Vilma Ratia

Impact-abrasion wear of wear-resistant steels at perpendicular and tilted angles

Earth moving and processing machinery has to withstand heavy wear caused by impacts and scratching by the soil. Especially, the edges are subjected to heavy wear. To simulate these conditions, impeller–tumbler impact-abrasion wear testing equipment was used to determine the wear resistance of four steel grades at perpendicular and tilted sample angles. The angles were selected to simulate the loading conditions. Natural granite rock was used as abrasive. The amount of wear was clearly smaller in the harder materials. The significance of hardness was quite similar at both sample angles in the steady-state wear of wear-resistant steels. On the initial state wear, hardness had a slightly greater effect at the perpendicular angle due to more severe wear in sample edges already at the beginning of the test. Overall, the largest differences in wear were observed in the sample edges. At the perpendicular sample angle, the sample edges were much more rounded. Some small differences were observed in the surface formations due to dissimilar movement of the abrasive. Deformed surfaces and fractured lips indicated that wear occurred mainly by the deformation of material followed by the removal of the deformed areas through impacts. In addition, scratches and dents were observed. It was found that larger sized abrasives caused higher mass loss than abrasives of similar mass but smaller size. Moreover, same amount of abrasive particles in each test reduces the scatter of the results.

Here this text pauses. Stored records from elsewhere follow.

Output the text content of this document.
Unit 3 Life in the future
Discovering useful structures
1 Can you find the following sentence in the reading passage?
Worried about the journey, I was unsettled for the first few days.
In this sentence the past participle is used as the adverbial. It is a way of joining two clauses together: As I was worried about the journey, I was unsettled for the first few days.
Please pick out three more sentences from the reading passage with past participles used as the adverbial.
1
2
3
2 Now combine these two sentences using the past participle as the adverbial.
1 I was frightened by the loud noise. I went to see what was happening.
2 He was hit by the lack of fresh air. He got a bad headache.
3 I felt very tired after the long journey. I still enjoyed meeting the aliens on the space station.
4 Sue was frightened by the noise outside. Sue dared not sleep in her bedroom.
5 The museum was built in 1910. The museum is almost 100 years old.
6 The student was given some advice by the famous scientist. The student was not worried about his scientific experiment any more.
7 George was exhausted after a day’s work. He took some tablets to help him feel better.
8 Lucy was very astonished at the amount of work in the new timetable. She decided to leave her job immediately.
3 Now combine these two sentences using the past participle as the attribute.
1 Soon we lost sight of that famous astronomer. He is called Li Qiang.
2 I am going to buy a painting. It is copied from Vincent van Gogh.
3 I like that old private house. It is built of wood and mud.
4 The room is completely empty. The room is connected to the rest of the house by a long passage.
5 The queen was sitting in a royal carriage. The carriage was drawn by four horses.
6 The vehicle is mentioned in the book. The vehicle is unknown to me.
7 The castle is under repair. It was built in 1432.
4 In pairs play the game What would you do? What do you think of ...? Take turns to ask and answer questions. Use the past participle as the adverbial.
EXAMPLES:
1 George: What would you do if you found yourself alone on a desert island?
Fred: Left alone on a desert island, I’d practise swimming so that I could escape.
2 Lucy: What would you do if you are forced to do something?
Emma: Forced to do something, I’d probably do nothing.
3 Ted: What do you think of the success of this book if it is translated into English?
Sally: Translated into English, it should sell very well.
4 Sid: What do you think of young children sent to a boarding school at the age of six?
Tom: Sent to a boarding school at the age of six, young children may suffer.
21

Effect of Multiple Impacts on the Deformation of Wear-Resistant Steels

More durable materials enable reducing the downtime and maintenance costs by decreasing the number of replaced core components in various industrial applications. In this study, the behavior of three wear-resistant quenched martensitic steel grades and the S355 structural steel was examined in controlled impact conditions. The materials’ impact behavior was investigated by several methods including residual stress measurements and electron backscatter diffraction. For all studied materials, the size and depth of the impact marks correlate via a logarithmic function to the number of impacts mostly due to work hardening. The underlying deformation behavior of the material depends on the mechanical properties and microstructure of the material. At high impact counts, softer martensitic steel was found to behave differently when compared to the other tested materials as it underwent severe changes in its microstructure and exhibited marked hardening.